En comprendre l’origine, biologique, n’enlève en rien de son intérêt. Origine que l’équipe de Jill Mikucki de l’université de Tenessee s’attache à étudier. Ces flots de liquide rouge proviennent d’un lac salé souterrain, capturé par le glacier durant sa croissance, il y a environ 1.5 million d’années. Les conditions physico-chimique régnant dans le lac sont particulièrement drastiques : température de  -15°C, forte concentration en sel (deux fois plus que celle de l’océan, ce qui empêche la congélation de l’eau), aucun lien avec la surface, obscurité, anoxie, forte concentration en fer (qui explique la coloration rouge des cascades qui voient le fer s’oxyder en atteignant la surface du glacier).  Malgré cet environnement pour le moins hostile, le lac abrite des populations de bactéries, une communauté comprenant au moins 17 types de microorganismes. Des mécanismes biochimiques permettent à cet écosystème clos de survivre dans ces conditions inhospitalières.

Mécanismes que les études menées par l’équipe de Jill Mikucki ont permis de dévoiler. Les bactéries identifiées sont de proches parentes de bactéries précédemment décrites, capables d’utiliser la sulfate en lieu et place du dioxygène pour respirer.  Pourtant, les analyses ont montré que les bactéries du lac Taylor modifiaient le sulfate sans l’utiliser directement pour la respiration cellulaire. En revanche, l’eau est enrichie en ion ferreux soluble (Fe2+), dont on peut expliquer la présence si les bactéries l’ont produit à partir d’ions ferriques (Fe3+), insoluble à un pH supérieur à 2.  Ainsi,  il semble bien que les bactéries utilisent le sulfate comme catalyseur de respiration cellulaire dont l’accepteur final d’électrons est l’ion Fe3+ et non pas le dioxygène (respiration anaérobie et chiomioautotrophie).

Les écoulements carmins du glacier Taylor ont ainsi révélé une richesse biologique insoupçonnée.
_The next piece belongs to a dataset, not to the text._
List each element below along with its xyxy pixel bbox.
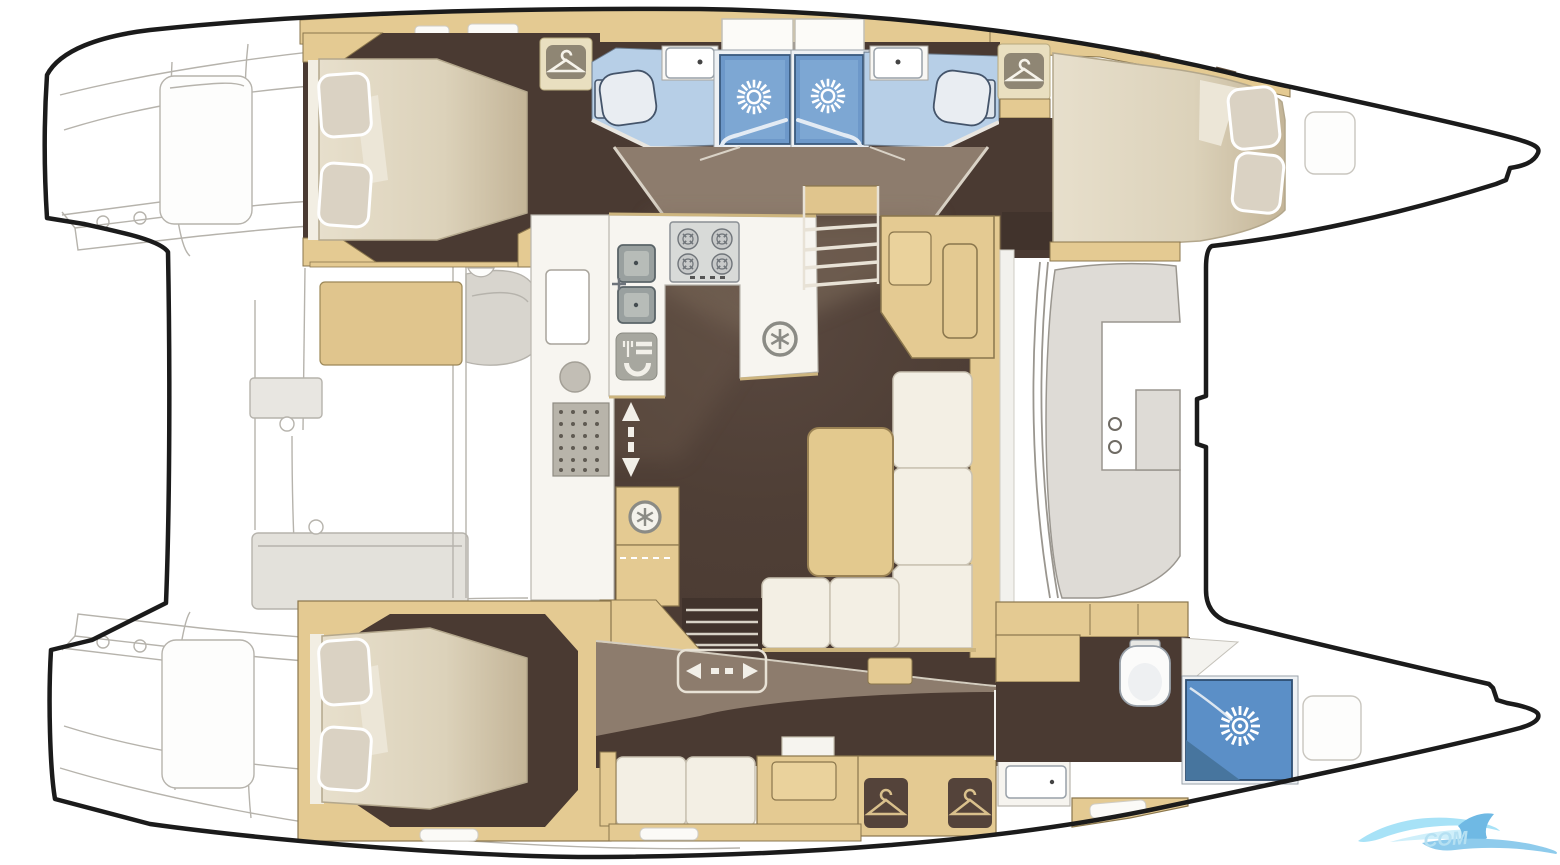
svg-text:COM: COM bbox=[1423, 828, 1470, 852]
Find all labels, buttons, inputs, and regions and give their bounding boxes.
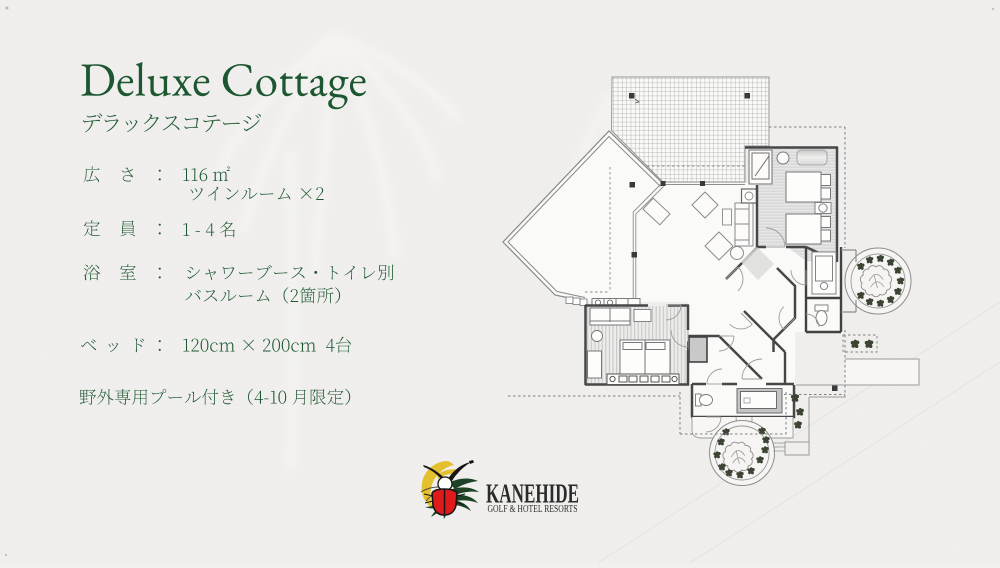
svg-text:GOLF & HOTEL RESORTS: GOLF & HOTEL RESORTS	[488, 504, 578, 515]
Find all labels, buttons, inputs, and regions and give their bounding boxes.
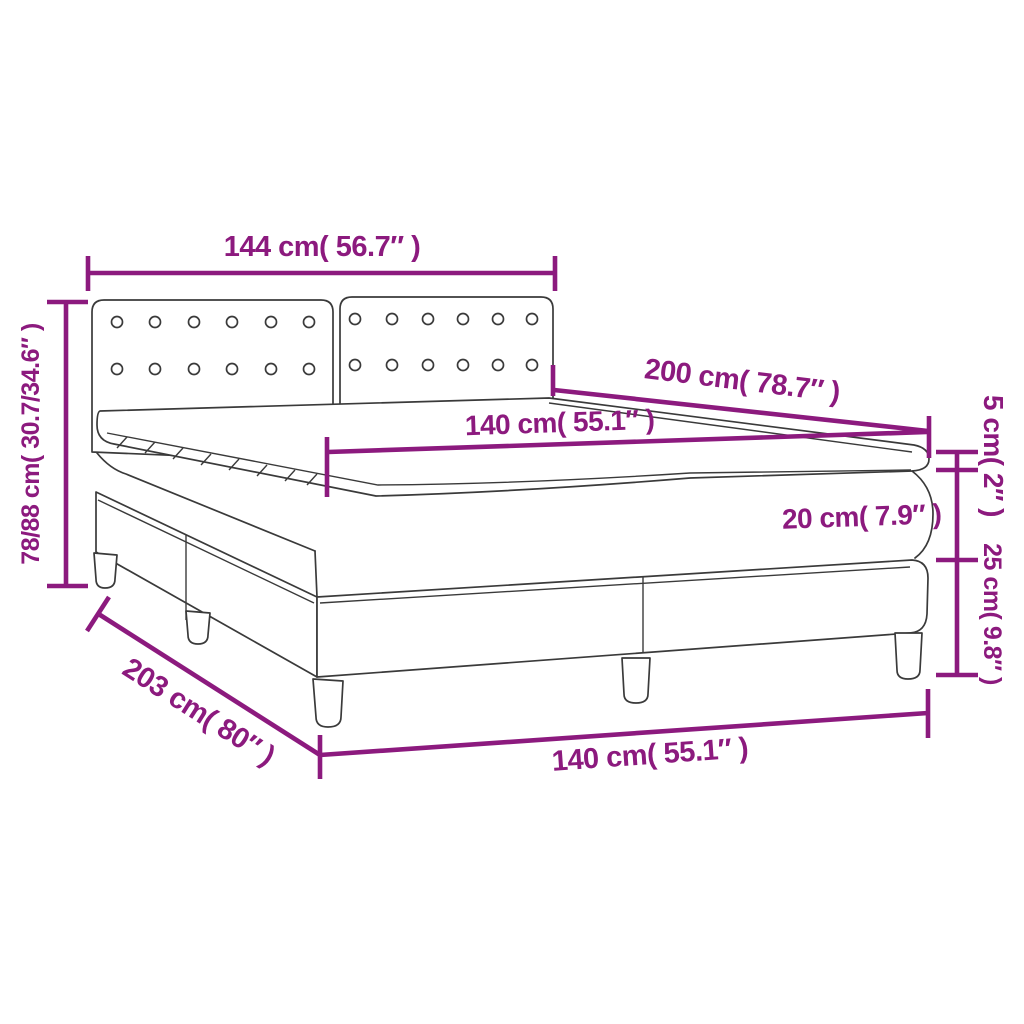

Mais ils ne sont pas pour autant anecdotiques : l’étendue des eaux souterraines antarctiques, liquides à des températures négatives et habitées, pourrait être beaucoup plus importante que ce que l’on pensait.

Tout un monde à explorer… qui touche à autant de questions fascinantes que sont l’histoire de la Terre, la biodiversité et la richesse bactérienne, et … la vie sur Mars!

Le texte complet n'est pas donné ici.